Clin Res Cardiol (2022). https://doi.org/10.1007/s00392-022-02002-5

Verordnungsverhalten und Zielwerterreichung bei schwer einstellbaren Risikopatienten mit Hyperlipidämie in einer spezialisierten Lipidambulanz
M. Fischer1, M. Hamerle2, S. Rendl2, C. Strack2, J. Zeller2, G. Hauptmann2, D. O. Sander2, K. Fuss2, U. Hubauer2, L. S. Maier2, A. Baessler2
1Klinik für Kardiologie, Angiologie, Pneumologie und internistische Intensivmedizin, Goldberg-Klinik Kelheim GmbH, Kelheim; 2Klinik und Poliklinik für Innere Med. II, Kardiologie, Universitätsklinikum Regensburg, Regensburg;

Einleitung: Studien- und Registerdaten zeigen eine ausgeprägte Diskrepanz zwischen Leitlinien-Empfehlungen und klinischer Praxis in Europa. Die 2019 aktualisierte ESC/EAS Leitlinie empfiehlt zur Prognoseverbesserung für Pat. mit hohem bzw. sehr hohem Risiko eine Senkung des LDL-C auf Zielwerte <70 bzw. <55mg/dl. Obwohl die LDL-Senkung durch zahlreiche Endpunktstudien abgedeckt ist, Statine hocheffektiv sind und mehrere Nicht-Statine als Lipidsenker zur Verfügung stehen, erreichen nur 30-40% der Hochrisiko-Patienten ein Ziel-LDL-C <70 mg/dl (und noch weniger das Ziel <55 mg/dl). Nachweislich werden Kombinationstherapien im klinischen Alltag nur unzureichend eingesetzt.

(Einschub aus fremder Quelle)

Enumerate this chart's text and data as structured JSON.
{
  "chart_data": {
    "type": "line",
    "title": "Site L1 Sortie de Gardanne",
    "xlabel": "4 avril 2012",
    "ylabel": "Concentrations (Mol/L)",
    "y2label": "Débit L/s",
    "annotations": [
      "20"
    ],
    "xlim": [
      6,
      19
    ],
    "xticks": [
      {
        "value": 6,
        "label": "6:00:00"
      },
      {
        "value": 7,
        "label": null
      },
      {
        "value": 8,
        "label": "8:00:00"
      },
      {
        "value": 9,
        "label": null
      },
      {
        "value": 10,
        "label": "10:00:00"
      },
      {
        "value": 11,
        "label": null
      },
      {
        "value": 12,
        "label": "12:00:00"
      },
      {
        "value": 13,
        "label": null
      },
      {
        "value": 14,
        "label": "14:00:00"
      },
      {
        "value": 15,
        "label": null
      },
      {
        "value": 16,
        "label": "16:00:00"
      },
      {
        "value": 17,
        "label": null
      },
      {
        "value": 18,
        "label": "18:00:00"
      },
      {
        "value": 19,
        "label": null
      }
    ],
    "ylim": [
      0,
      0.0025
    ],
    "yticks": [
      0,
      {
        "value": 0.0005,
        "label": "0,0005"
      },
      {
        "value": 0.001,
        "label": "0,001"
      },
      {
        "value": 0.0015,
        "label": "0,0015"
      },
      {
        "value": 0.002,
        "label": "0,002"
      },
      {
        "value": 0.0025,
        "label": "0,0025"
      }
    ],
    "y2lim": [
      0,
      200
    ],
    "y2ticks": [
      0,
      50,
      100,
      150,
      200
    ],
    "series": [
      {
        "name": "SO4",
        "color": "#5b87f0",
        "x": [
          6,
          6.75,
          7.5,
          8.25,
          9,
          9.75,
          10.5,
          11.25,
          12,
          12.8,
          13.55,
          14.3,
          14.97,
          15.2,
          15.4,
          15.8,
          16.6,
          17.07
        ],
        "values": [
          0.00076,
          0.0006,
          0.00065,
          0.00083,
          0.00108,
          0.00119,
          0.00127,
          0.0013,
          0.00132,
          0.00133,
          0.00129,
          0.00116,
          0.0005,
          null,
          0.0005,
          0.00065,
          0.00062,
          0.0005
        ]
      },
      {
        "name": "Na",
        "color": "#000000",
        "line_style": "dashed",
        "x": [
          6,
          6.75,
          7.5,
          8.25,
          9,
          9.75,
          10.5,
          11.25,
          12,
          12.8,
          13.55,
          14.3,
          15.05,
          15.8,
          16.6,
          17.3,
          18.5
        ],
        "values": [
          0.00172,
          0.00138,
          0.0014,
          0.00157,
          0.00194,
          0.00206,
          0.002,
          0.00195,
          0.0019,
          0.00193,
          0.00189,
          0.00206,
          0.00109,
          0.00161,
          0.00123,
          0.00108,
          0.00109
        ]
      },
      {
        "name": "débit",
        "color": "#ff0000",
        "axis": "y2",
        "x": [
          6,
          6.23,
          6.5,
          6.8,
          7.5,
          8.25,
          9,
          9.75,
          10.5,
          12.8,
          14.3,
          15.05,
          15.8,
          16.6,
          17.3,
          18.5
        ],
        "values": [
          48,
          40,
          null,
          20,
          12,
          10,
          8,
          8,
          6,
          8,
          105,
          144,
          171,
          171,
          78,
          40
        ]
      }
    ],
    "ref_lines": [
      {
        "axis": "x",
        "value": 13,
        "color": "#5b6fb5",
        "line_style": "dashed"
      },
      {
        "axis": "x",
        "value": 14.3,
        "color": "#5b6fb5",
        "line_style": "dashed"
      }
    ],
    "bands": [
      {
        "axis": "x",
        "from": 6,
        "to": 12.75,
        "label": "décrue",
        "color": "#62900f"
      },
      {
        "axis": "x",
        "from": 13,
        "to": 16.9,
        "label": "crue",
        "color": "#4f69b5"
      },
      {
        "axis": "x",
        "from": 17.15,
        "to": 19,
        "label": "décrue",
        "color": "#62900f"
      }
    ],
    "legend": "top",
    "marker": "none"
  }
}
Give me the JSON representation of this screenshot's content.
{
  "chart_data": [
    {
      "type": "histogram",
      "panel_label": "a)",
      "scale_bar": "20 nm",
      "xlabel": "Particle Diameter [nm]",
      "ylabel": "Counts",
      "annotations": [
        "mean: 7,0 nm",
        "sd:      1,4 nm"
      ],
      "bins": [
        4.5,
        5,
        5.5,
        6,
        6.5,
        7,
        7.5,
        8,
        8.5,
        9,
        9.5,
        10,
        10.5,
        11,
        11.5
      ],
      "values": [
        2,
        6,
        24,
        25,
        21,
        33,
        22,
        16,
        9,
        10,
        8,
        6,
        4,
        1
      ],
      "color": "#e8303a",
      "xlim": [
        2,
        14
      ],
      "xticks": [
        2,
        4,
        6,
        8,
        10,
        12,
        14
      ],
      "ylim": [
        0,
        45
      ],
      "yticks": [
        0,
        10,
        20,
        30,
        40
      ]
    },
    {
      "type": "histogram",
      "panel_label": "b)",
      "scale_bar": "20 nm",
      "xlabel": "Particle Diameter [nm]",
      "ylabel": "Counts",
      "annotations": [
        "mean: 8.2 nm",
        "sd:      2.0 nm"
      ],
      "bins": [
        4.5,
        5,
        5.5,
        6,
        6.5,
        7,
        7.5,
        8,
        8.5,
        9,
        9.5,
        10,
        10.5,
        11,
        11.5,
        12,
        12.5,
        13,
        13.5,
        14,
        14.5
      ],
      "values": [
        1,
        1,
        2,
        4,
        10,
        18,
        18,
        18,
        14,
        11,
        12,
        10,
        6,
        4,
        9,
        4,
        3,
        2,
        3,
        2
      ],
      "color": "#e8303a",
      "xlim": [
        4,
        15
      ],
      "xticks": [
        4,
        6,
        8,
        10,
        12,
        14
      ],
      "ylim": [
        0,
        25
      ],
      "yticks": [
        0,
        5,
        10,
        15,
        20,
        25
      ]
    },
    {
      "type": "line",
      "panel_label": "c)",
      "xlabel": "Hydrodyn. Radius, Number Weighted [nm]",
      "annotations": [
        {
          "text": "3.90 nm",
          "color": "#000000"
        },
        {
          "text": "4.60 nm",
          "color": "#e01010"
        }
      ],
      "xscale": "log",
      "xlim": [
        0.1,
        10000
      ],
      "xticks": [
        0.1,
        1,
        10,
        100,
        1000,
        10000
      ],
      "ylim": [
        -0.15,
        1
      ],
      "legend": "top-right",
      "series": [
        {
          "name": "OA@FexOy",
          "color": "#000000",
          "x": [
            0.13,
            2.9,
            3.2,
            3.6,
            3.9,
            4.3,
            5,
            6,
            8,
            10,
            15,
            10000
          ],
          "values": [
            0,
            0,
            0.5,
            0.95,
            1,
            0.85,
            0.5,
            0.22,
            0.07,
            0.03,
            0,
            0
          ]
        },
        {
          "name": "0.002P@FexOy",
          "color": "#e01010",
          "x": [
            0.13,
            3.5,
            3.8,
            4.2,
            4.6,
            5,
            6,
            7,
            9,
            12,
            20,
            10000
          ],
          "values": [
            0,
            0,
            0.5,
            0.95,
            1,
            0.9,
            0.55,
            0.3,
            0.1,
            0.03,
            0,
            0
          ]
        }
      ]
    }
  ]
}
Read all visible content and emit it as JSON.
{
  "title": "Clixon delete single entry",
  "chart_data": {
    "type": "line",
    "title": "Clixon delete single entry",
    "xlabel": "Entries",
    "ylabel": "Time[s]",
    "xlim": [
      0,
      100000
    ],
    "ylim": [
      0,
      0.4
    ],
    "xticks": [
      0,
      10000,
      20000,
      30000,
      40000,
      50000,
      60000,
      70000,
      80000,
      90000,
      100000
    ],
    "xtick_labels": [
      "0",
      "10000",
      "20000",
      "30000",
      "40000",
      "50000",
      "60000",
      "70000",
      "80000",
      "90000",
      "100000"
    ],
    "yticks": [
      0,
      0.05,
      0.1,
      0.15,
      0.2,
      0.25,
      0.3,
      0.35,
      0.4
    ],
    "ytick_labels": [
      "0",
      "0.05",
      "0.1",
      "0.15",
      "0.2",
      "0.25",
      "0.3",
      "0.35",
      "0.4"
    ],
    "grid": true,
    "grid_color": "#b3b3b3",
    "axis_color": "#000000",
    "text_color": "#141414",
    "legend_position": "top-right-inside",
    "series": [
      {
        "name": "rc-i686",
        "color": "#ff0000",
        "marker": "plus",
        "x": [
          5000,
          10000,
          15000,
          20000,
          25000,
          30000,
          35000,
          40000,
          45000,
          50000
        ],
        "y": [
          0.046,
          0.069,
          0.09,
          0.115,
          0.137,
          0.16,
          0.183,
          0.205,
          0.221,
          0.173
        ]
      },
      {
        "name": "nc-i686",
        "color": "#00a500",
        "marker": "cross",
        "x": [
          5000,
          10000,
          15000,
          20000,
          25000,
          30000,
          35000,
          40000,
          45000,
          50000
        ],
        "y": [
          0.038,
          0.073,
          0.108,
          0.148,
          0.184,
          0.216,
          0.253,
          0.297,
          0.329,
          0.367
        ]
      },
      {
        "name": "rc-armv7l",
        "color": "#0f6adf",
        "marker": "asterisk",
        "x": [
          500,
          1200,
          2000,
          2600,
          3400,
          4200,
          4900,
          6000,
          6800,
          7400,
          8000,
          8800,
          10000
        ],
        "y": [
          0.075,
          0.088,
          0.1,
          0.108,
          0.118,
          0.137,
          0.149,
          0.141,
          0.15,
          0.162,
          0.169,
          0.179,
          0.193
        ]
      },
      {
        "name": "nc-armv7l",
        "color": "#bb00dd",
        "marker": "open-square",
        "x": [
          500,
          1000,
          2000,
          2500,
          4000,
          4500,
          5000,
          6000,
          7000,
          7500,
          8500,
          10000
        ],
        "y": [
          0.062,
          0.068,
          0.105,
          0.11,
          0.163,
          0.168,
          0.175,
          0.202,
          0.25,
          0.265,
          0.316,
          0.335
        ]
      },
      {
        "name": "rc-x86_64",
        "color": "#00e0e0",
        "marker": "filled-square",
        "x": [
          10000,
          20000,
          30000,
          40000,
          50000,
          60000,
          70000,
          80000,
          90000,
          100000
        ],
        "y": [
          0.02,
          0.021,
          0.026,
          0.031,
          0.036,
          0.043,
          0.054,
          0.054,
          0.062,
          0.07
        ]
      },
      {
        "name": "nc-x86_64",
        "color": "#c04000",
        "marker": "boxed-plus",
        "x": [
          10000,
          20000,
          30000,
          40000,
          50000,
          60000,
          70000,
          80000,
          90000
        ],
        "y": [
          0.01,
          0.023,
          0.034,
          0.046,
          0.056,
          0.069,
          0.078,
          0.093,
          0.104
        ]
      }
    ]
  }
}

Wir untersuchten das Verordnungsverhalten und den Therapieerfolg in einer spezialisierten Lipidambulanz bei Hochrisiko-Pat., die gezielt aufgrund von hohen Lipid-Ausgangswerten und/oder Medikamenten-Intoleranz überwiesen wurden.

Methoden und Ergebnisse: Von 710 Pat. (59% m, 55±15 Jahre) hatten 73% eine reine Hypercholesterinämie, 27% eine gemischte Dyslipidämie und 9% eine familiäre Hypercholesterinämie (FH). Das LDL-C bei Erstvorstellung betrug im Mittel 189±74 mg/dl. Eine Statinunverträglichkeit lag anamnestisch bei 307 (43%), mit erhöhten CK-Werten bei 49 (7%) der Pat. vor. Das LDL-C sank im Verlauf auf 119±53 (1. Wiedervorstellung, WV), auf 85±46 mg/dl (2.WV), und bisweilen zuletzt auf 72±37 mg/dl (p<0.001). Während sich bei Erstvorstellung praktisch keiner (<1%) der zugewiesenen Pat. im ESC/EAS LDL-C Zielbereich befand, erreichten 27% nach der 1. WV und nach der bisweilen letzten Vorstellung 48% der Pat. den LDL-C Zielbereich (57% waren jedoch im oder annähernd im Zielbereich (jeweils max. 5 mg/dl vom Ziel entfernt). Eine mind. 50%ige LDL-C Reduktion erreichten zuletzt 74%. Hierzu wurde die bei Erstvorstellung vorhandene lipidsenkende Therapie deutlich intensiviert und vermehrt Kombinationstherapien verordnet (Abb.). 

Zusammenfassung: Trotz aggressiver Therapiekonzepte, einschliesslich verfügbarer Kombinationstherapien, besteht immer noch Verbesserungspotential bzgl. der lipidsenkenden Therapie unserer Patienten.  Neue Lipidsenker erweitern das therapeutische Arsenal für die kardiovaskuläre Prävention und stellen zusätzliche Therapieoptionen dar, um das LDL-Cholesterin in günstigere Bereiche zu senken. Zur Verbesserung der lipidsenkenden Therapie sollten Kombinationstherapien zum Einsatz kommen, um der Diskrepanz zwischen Leitlininen und Praxis entgegenzuwirken. Zur Zielwerterreichung sind wiederholte Kontrollen sowie eine längerfristige Betreuung der Pat. erforderlich.